We say someone is "technical" or "not technical" as if this is a binary choice. In reality, it’s a giant scale. I spent much of my career as a developer before shifting to product management. Twenty years ago I wrote a web server and a database engine. I was CTO at two of my companies. I barely understand the basic concepts behind Kubernetes.

Am I technical?

It’s clear that I was technical. But am I still? Is "being technical" something you lose over time? If "technical" is a scale, am I technical enough? I could learn Kubernetes if I had the need, so does that play into the "technical" scale?

Lisa used to be a network administrator and now is a development manager. She can still design and troubleshoot a network, so she’s clearly "technical." She told me that she’s struggling as a development manager and thinks it’s because she wasn’t ever a developer.

There was a study that found hospitals run by doctors perform better than hospitals run by people without medical training. It’s unlikely that doctors turned senior administrators would be able to lead a complex surgical procedure or would be up on the latest treatments for specific illnesses. Their medical skills and knowledge would be too rusty to be effective. Being a manager of doctors is a completely different career than being a doctor was and managing is now their primary skillset. Then what makes doctor-run hospitals better?

Being familiar with what it’s like to be a doctor is what leads doctor-managers to do a better job running hospitals. They know what it’s like to do the work, they understand the challenges, the tradeoffs, and the decisions that face doctors daily. This is why they are better at leading other doctors.

The best development managers are former developers themselves because they understand what goes into developing software. It’s not because you need to be the technical expert to lead developers. But because you need to understand what it is like to be a developer.

This is why Lisa is struggling. She has a technical mind and understands technical concepts, but she has no frame of reference when her team is deciding the tradeoffs between two design options.
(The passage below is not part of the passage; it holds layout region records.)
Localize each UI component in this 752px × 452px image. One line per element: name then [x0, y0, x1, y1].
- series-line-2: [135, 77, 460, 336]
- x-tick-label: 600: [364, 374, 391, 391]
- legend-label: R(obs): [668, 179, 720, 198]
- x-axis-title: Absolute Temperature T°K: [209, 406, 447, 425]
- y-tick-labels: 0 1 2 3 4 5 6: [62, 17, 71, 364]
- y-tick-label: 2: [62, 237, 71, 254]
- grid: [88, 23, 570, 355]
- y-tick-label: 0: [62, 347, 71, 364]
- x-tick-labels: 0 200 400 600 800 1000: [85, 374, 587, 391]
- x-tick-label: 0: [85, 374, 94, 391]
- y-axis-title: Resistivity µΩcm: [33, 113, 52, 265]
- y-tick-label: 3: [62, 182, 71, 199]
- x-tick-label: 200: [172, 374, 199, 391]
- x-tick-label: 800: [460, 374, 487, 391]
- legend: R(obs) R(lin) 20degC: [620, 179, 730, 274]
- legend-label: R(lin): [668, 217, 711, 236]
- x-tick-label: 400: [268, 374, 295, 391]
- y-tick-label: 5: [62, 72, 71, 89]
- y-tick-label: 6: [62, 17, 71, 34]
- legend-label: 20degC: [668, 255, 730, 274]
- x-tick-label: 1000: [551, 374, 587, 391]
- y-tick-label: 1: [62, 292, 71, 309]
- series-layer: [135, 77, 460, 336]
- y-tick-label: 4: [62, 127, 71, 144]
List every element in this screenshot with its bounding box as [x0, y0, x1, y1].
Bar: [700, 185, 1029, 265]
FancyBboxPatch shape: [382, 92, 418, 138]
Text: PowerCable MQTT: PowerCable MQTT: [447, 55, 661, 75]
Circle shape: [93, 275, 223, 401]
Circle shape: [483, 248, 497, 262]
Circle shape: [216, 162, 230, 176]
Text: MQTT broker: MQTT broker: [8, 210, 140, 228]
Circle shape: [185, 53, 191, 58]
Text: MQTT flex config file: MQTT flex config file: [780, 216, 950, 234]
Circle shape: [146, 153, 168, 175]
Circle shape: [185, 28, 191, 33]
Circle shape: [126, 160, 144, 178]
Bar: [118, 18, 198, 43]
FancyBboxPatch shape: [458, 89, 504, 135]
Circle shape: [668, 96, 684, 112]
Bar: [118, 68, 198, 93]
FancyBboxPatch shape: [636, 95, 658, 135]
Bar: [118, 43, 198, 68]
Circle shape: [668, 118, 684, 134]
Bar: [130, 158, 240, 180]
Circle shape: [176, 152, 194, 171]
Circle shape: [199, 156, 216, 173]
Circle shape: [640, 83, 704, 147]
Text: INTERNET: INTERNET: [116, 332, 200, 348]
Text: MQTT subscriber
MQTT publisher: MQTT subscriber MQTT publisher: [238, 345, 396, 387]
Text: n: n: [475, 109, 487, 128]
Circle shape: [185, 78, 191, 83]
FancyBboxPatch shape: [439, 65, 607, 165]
I suspect this translates beyond "developer" or "not developer" as well. Someone that has spent their entire career developing web applications won’t understand the things that make writing embedded firmware unique. Putting a web developer turned manager in charge of a firmware team would have the same problems that a network admin managing the team has.

A surgeon likely wouldn’t make a good manager of virologists.
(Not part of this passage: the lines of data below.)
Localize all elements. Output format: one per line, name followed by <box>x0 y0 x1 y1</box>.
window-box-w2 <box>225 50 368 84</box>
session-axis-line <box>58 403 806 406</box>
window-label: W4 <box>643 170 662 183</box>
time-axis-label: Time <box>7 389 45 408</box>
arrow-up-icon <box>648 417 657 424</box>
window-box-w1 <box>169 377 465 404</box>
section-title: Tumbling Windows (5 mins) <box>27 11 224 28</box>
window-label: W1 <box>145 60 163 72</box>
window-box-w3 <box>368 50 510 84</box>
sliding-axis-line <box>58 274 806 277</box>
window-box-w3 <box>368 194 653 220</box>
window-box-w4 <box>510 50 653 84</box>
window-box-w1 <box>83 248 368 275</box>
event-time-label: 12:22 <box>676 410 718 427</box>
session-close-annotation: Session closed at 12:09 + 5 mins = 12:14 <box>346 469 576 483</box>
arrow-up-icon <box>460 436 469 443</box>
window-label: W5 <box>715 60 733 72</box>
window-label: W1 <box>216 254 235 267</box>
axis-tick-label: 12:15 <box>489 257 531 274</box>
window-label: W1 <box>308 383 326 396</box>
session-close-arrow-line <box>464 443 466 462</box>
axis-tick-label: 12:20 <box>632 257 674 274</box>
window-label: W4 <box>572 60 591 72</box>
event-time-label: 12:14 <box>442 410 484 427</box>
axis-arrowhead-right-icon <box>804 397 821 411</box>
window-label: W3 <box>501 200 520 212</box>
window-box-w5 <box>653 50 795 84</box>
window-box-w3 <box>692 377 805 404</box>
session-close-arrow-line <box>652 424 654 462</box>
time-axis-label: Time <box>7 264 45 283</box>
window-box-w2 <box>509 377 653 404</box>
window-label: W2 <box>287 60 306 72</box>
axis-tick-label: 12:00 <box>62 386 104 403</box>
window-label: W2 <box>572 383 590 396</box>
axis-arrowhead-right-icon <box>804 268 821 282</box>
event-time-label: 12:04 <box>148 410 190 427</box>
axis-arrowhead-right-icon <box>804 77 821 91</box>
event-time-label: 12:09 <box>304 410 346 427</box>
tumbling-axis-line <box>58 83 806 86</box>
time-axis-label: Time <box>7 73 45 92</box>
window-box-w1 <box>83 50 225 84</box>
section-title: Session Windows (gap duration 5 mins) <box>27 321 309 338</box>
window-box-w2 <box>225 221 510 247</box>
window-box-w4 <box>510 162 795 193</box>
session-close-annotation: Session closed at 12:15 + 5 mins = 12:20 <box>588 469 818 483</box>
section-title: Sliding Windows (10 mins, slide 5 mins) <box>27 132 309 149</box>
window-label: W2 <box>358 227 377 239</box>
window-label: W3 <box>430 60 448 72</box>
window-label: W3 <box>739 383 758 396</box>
The further up the management ladder you go, the less you get involved in domain-specific things, so the less your specific domain will matter. The surgeon that can’t manage a virologist team could lead a cross-functional group of teams, even when that includes virologists.

I don’t need to know Kubernetes commands to lead an ops team, I just need to understand basic ops concepts. I don’t need to know ops to lead an organization that includes an ops team. It’s enough that I can grasp any high-level technical concepts if someone in my organization needs to explain them to me.

Managing developers requires you to be a specialist. Managing development managers requires you to be a generalist. The closer you are to the people doing the work, the closer your skills need to resemble those of the people doing the work. It’s not a matter of "being technical."